My "newest normal" has forced me to be completely out of the closet. I take more pills than I am years old. I have to take more breaks to rest during the day; I have had to come to terms with the fact that I now required a visible accommodation. To keep me safe, I am now using a service dog.

Just as social actors come in all shapes and sizes, so too do service dogs. While the general public is accustomed to seeing service dogs assisting those in wheelchairs, the blind, or others with physical disabilities, service dogs can also provide vital assistance to individuals with chronic illness. My service dog, Goby, is a Chihuahua who has been trained to identify latex well before I come into contact with it (thereby eliminating the possibility of an anaphylactic reaction); to wake me up when my alarm goes off (as my medications make me hyper somnolent); to alert a human in the event that I need medical assistance; and to stay by my side at all times (he is sitting on my shoulder as I write this). Goby is not a pet. He is a working dog.

Under the Americans with Disabilities Act, and as a certified service dog, Goby is permitted to go with me wherever I go, including restaurants, hospitals, airports, hotels, museums, etc. without my being charged additional fees for having him with me, nor can I be asked to demonstrate what he can do.

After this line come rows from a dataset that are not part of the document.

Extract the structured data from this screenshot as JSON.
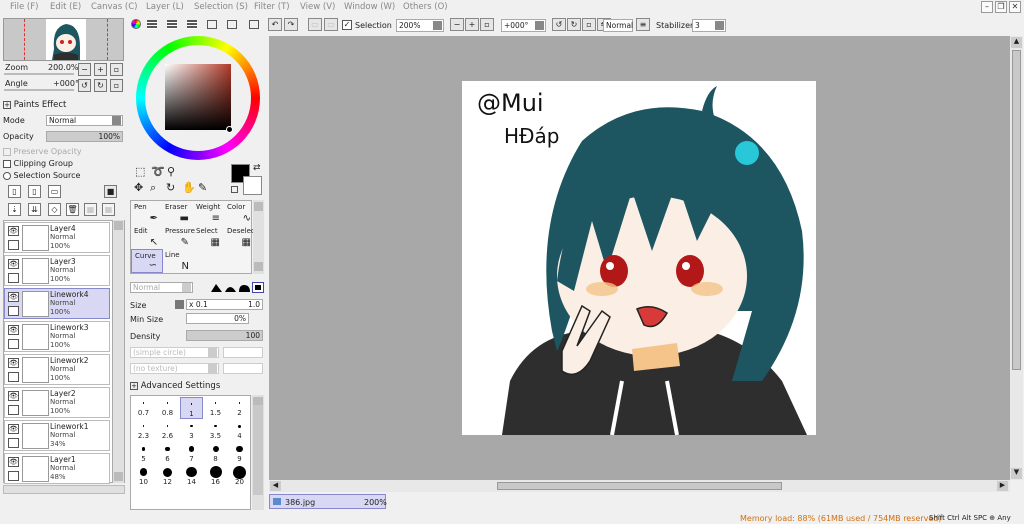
{
  "menu": [
    "File (F)",
    "Edit (E)",
    "Canvas (C)",
    "Layer (L)",
    "Selection (S)",
    "Filter (T)",
    "View (V)",
    "Window (W)",
    "Others (O)"
  ],
  "nav": {
    "zoom_label": "Zoom",
    "zoom_value": "200.0%",
    "angle_label": "Angle",
    "angle_value": "+000°"
  },
  "paints": {
    "title": "Paints Effect",
    "mode_label": "Mode",
    "mode_value": "Normal",
    "opacity_label": "Opacity",
    "opacity_value": "100%",
    "preserve": "Preserve Opacity",
    "clipping": "Clipping Group",
    "selsource": "Selection Source"
  },
  "layers": [
    {
      "name": "Layer4",
      "mode": "Normal",
      "opacity": "100%"
    },
    {
      "name": "Layer3",
      "mode": "Normal",
      "opacity": "100%"
    },
    {
      "name": "Linework4",
      "mode": "Normal",
      "opacity": "100%"
    },
    {
      "name": "Linework3",
      "mode": "Normal",
      "opacity": "100%"
    },
    {
      "name": "Linework2",
      "mode": "Normal",
      "opacity": "100%"
    },
    {
      "name": "Layer2",
      "mode": "Normal",
      "opacity": "100%"
    },
    {
      "name": "Linework1",
      "mode": "Normal",
      "opacity": "34%"
    },
    {
      "name": "Layer1",
      "mode": "Normal",
      "opacity": "48%"
    }
  ],
  "tools": [
    {
      "label": "Pen",
      "icon": "✒"
    },
    {
      "label": "Eraser",
      "icon": "▬"
    },
    {
      "label": "Weight",
      "icon": "≡"
    },
    {
      "label": "Color",
      "icon": "∿"
    },
    {
      "label": "Edit",
      "icon": "↖"
    },
    {
      "label": "Pressure",
      "icon": "✎"
    },
    {
      "label": "Select",
      "icon": "▦"
    },
    {
      "label": "Deselect",
      "icon": "▦"
    },
    {
      "label": "Curve",
      "icon": "∽"
    },
    {
      "label": "Line",
      "icon": "N"
    }
  ],
  "brush": {
    "blend": "Normal",
    "size_label": "Size",
    "size_mult": "x 0.1",
    "size_value": "1.0",
    "minsize_label": "Min Size",
    "minsize_value": "0%",
    "density_label": "Density",
    "density_value": "100",
    "simple": "(simple circle)",
    "notexture": "(no texture)",
    "adv": "Advanced Settings"
  },
  "brushsizes": [
    "0.7",
    "0.8",
    "1",
    "1.5",
    "2",
    "2.3",
    "2.6",
    "3",
    "3.5",
    "4",
    "5",
    "6",
    "7",
    "8",
    "9",
    "10",
    "12",
    "14",
    "16",
    "20"
  ],
  "toolbar": {
    "selection": "Selection",
    "zoom": "200%",
    "angle": "+000°",
    "mode": "Normal",
    "stabilizer_label": "Stabilizer",
    "stabilizer_value": "3"
  },
  "art": {
    "text1": "@Mui",
    "text2": "HĐáp"
  },
  "doc": {
    "tab": "386.jpg",
    "zoom": "200%"
  },
  "status": {
    "memory": "Memory load: 88% (61MB used / 754MB reserved)",
    "keys": "Shift Ctrl Alt SPC ⊕ Any"
  },
  "colors": {
    "accent": "#8888cc",
    "hair": "#1d5660",
    "hoodie": "#2e2e2e",
    "selected_layer": "#d8d8f4"
  }
}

Goby is trained to be docile and quiet, except if I need assistance (in which case, his bark is quite loud and noticeable). In essence, my very visible accommodation for my illness has become my new normal. He goes everywhere with me, not as a reminder of my being ill, but as a beacon of safety.

Over the years, the social construction of my reality has been impacted by both Crohn’s Disease and by a severe latex allergy. Even while my definitions of normalcy have shifted, I refuse to be defined by my medical situation. It is part of who I am, but it is not me. With Goby by my side, I refuse to live life in a bubble, opting instead to take advantage of every opportunity afforded to me and to continue to live life to its fullest. Both Kathy and Goffman were right: the management of impressions is one thing, but living life to the fullest is another. As such, I would like to remind people that yes, my Chihuahua is a service dog and a reasonable accommodation.